In SamBuckberry/RunATAC: Functions for Importing, Processing, Analyzing, Plotting and Reformatting ATAC-seq Data

RunATAC

An R package for processing and plotting ATAC-seq data

This package is currently is it's infancy. Don't expect any real functionality for a while...

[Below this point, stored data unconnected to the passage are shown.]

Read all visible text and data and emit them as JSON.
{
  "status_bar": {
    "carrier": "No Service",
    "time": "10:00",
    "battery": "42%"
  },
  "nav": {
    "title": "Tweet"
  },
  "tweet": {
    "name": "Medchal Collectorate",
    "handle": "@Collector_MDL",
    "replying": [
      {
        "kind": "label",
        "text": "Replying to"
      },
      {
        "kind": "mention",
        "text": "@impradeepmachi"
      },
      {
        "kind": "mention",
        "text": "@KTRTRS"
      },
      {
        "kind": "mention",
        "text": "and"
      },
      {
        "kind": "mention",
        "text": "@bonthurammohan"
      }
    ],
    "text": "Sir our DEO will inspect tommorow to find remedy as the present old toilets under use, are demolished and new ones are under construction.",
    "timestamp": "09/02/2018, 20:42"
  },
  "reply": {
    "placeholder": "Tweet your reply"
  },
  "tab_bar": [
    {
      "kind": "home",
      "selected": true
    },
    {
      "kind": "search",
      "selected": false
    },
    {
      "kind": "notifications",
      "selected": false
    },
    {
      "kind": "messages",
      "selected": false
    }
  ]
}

You can use RunATAC to easily Plot insert size histograms Calculate fraction of reads in peaks (FrIP) Plot footprint profiles for motifs Generate V-plots of fragment sizes flanking transcription factor motifs Generate bigwig files of Tn5 insertions and nucleosome spanning fragments Perform motif-centric transcription factor occupancy predictions with the CENTIPEDE algorithm Generate tables of counts for multiple samples Perform differential accessibility testing * Generate browser snapshots for regions of interest

TODO

Browser shots
Peak calling with MACS2 using generated bigwigs
Nucleosome density plot analogous to the footprint plot
Footprint and nucleosome together
Heat maps similar to deeptools

knitr::opts_chunk$set(echo = TRUE, cache = FALSE, results = "hide",
                      comment = FALSE, warning = FALSE, message=FALSE)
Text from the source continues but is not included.